«Io sono io: sono anche Stryxia. Faccio il DJ in una discoteca tra le più famose di Milano, un'istituzione della musica e della nightlife, e sono la Stryxia perché “la” è milanese. Appena un paio di giorni dopo che sei qualcuno, diventi “la” o “il”. Gli articoli possono essere peggiorativi o farti stare meglio, anche se sono diventati un problema di discriminazione, com’è ovvio. La Stryxia suona femminile, quindi l'articolo e il pronome relativo sono femminili. Però io non ho pronomi, non ho una definizione di genere, mi ci si può rivolgere al maschile o al femminile, è irrilevante. Ed eccoci qua, in genere indeterminativo.
Milano è diventata una città più libera? Abbastanza. La libertà di oggi si esprime anche per strada, più di un tempo. Allora dovevamo stare nei locali per essere noi stessi. Diciamo che oggi, in taxi, mi sentivo meno in imbarazzo di come mi sarei sentito dieci anni fa, così bardato e truccato per il pomeriggio. Alla fin fine, la vita notturna e i locali in generale danno la possibilità alle persone di esprimersi molto più liberamente che nella vita quotidiana. Uno dei pregi della nightlife è una libertà che viene sia dalla protezione della notte sia dal fatto di essere in un’area d'intrattenimento. E lì avviene la trasformazione, il cambiamento: la vita notturna va verso l'espressione libera di ciascuno di noi.
Anche le definizioni assolute cominciano a vacillare: le serate a tema, diciamo, gay, etero, friendly, vengono superate rispetto al fatto che tutti si sentono liberi di frequentare qualsiasi posto in ogni maniera. Un progresso positivo.
Come Milano, io cambio e mi cambio. Sono arrivato in città per studiare architettura. Ho preso la laurea, ma l'hobby è diventato lavoro, il lavoro è divenuto hobby. Oggi il mio hobby è fare l'architetto, una volta ogni tanto e solo per gli amici. Se volete le pareti bianche non chiamatemi: mi piacciono i colori sgargianti e detesto il bianco. Se vuoi il bianco vai da qualcun altro. A me piacciono le cose piene, variopinte, sia sulla persona che sui muri.»

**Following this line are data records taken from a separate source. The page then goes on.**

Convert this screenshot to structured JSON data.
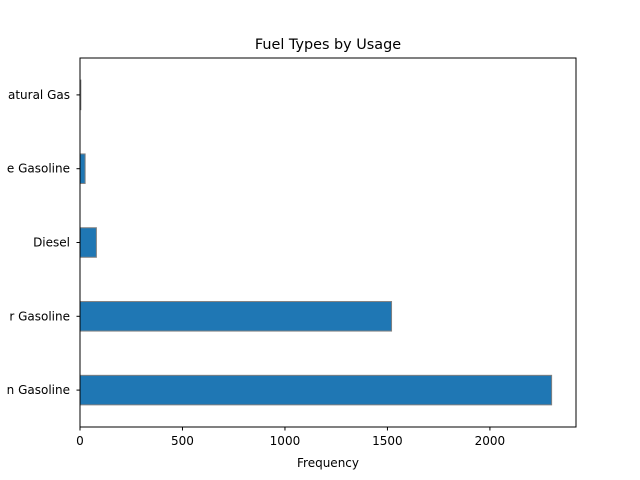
{
  "chart_data": {
    "type": "bar",
    "orientation": "horizontal",
    "title": "Fuel Types by Usage",
    "xlabel": "Frequency",
    "ylabel": "",
    "categories": [
      "Premium Gasoline",
      "Regular Gasoline",
      "Diesel",
      "Midgrade Gasoline",
      "Natural Gas"
    ],
    "category_labels_visible": [
      "n Gasoline",
      "r Gasoline",
      "Diesel",
      "e Gasoline",
      "atural Gas"
    ],
    "values": [
      2301,
      1520,
      80,
      25,
      4
    ],
    "xlim": [
      0,
      2420
    ],
    "xticks": [
      0,
      500,
      1000,
      1500,
      2000
    ],
    "grid": false,
    "bar_color": "#1f77b4",
    "edge_color": "#808080"
  }
}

Taccuino antropologico di Alberto Salza
Nell’universo parallelo delle persone affette da autismo diciamo: «I neurotipici ci prendono in giro perché siamo diversi, ma noi ridiamo di loro perché son tutti uguali». L’identità di genere è culturale, e quindi inevitabilmente soggetta a trasformazioni nel tempo. La parola “identità” deriva da idem (sempre lo stesso), ma “individuo” ha la radice in “indivisibile”. La comunità queer di Milano potrà elaborare una figura innovativa: il “dividuo”, colui che si divide con e per gli altri. Articoli e pronomi verranno di default: E poi lalala è musica, lololo cacofonia. Secondo Simone de Beauvoir, «Essere donna vuol dire essere un uomo come un altro».